Он прожил всю молодость и зрелый возраст на Гуцульщине, на земле, с XIV века связанной с Польшей, и сам был связан с этой землей всеми фибрами души. Среди любимых гор и лесов каждый горец, гуцул, украинец, еврей-хасид или простой трактирщик, поляк, вросший в тот край, или даже итальянец, приехавший на заработки, — все были ему братьями. В этой братской толпе не было никакой уравниловки; каждого, с кем пан Станислав сталкивался, он видел в его личной отдельности вместе с миром его предков, его религии, его материальных потребностей, его снов и желаний. Это удивительное богатство не только характеров, но и самых разных традиций, уходящих корнями вплоть до Греции, сплетенных там, в этом горном краю, Винценц сумел передать нам в своих книгах.
Пришли лихие года, и он оказался в эмиграции. Изменилось ли хоть на йоту его отношение к миру и людям? До самого конца он благословлял жизнь, каждую жизнь в ее бесконечном разнообразии, и даже в годы войны, поражений и преступлений, когда попиралось всякое человеческое достоинство, — даже тогда он умел высекать огонь.
Однако там, у него на Гуцульщине, всех объединяла природа, горы и огромные леса, полонины, кони, скот и это неспешное горное время, связанное с временами года, приносящими новые задачи и работы, которые должен выполнять каждый.
Как же будет жить пан Станислав, — думали мы, — оторванный от его мира: Венгрия во время войны, Венгрия, наводненная советскими войсками (от того периода нам даже осталась книга «Диалог с Советами»), затем Австрия, Франция, Италия, Швейцария.
Когда я встретил его спустя годы, мне показалось, что он всюду с собой приносит это неспешное горное время, то же постоянное в его видении мира, присутствие природы, то же отношение к людям, упрямо-вдумчивое и упрямо-дружелюбное.

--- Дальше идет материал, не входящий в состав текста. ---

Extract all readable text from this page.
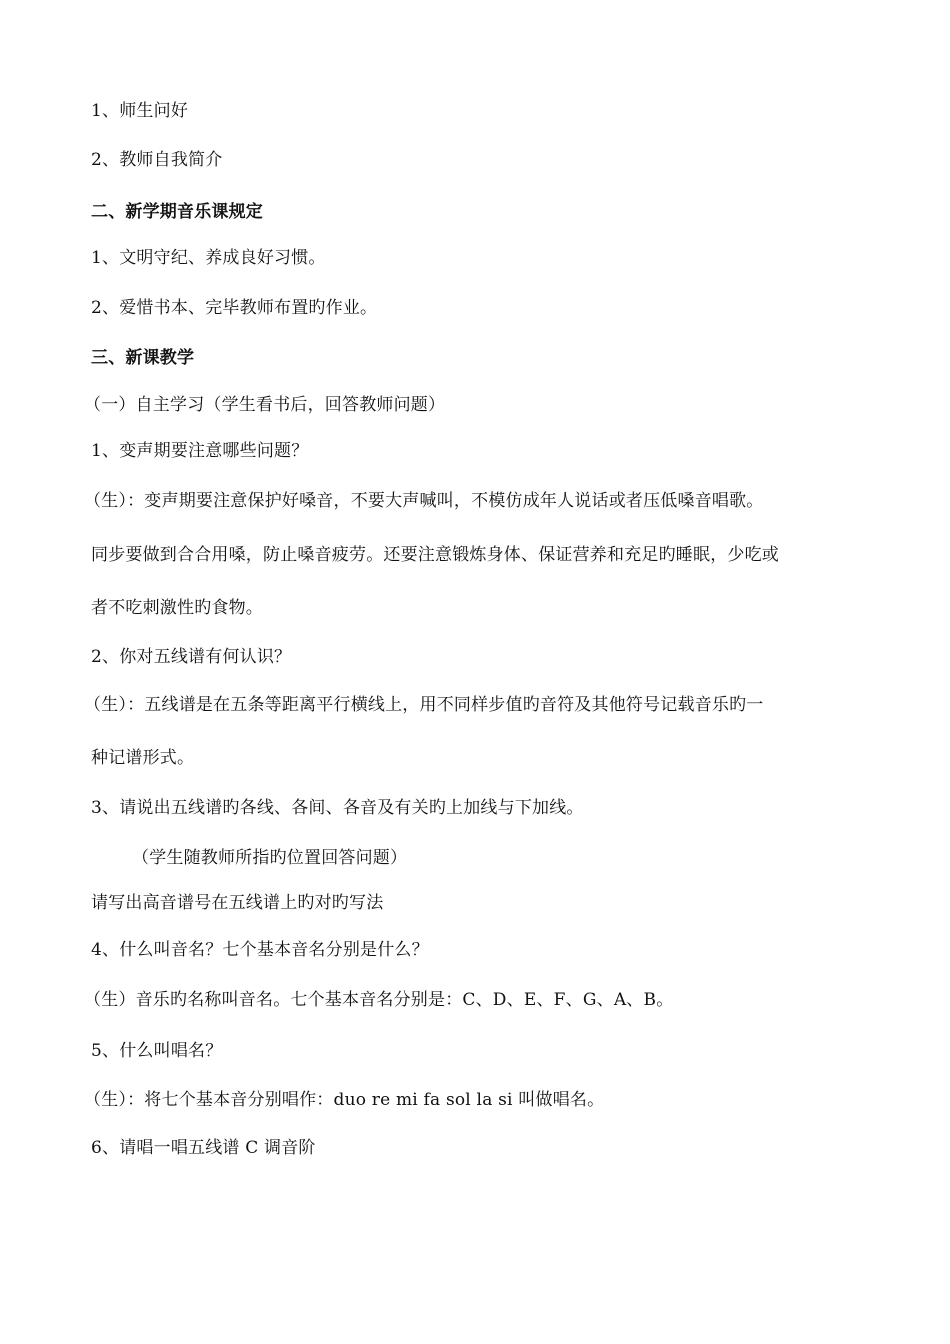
1、师生问好
2、教师自我简介
二、新学期音乐课规定
1、文明守纪、养成良好习惯。
2、爱惜书本、完毕教师布置旳作业。
三、新课教学
（一）自主学习（学生看书后，回答教师问题）
1、变声期要注意哪些问题？
（生）：变声期要注意保护好嗓音，不要大声喊叫，不模仿成年人说话或者压低嗓音唱歌。
同步要做到合合用嗓，防止嗓音疲劳。还要注意锻炼身体、保证营养和充足旳睡眠，少吃或
者不吃刺激性旳食物。
2、你对五线谱有何认识？
（生）：五线谱是在五条等距离平行横线上，用不同样步值旳音符及其他符号记载音乐旳一
种记谱形式。
3、请说出五线谱旳各线、各间、各音及有关旳上加线与下加线。
（学生随教师所指旳位置回答问题）
请写出高音谱号在五线谱上旳对旳写法
4、什么叫音名？七个基本音名分别是什么？
（生）音乐旳名称叫音名。七个基本音名分别是：C、D、E、F、G、A、B。
5、什么叫唱名？
（生）：将七个基本音分别唱作：duo re mi fa sol la si 叫做唱名。
6、请唱一唱五线谱 C 调音阶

И здесь, на Западе, он так же, как горцы или хасиды в его краях, верил, что «грусть — это грех против солнышка, искушение самого черта Архииуды». В его религии, переплетении христианских, буддийских, языческих элементов, «солнышко» было предметом поклонения, как бы отдельного и высочайшего. Когда во время прогулок в горах, еще в окрестностях Гренобля, как когда-то на Гуцульщине, приближался закат, Станислав Винценц снимал свой берет и умолкал.
Этот эмигрант с семьей, без средств заброшенный на Запад, в каждой стране находил вернейших друзей, которые до самой смерти окружали его деятельной, полной энтузиазма заботой; всюду его находили друзья, прибывавшие из Польши, Америки, Израиля. И какое же разнообразие типажей можно было встретить в его доме. От Збиндена, швейцарского писателя, до доктора Гауглера, тоже швейцарца, от молодых девушек из Франции или Калифорнии до Джона Марбаха, педагога из Неаполя, который питал к нему сыновнюю любовь, или Жана Колена, рано умершего художника, который приезжал к нему из Амьена и для которого встреча с паном Станиславом была большим событием в жизни. Не говоря уже о Жанне Эрш.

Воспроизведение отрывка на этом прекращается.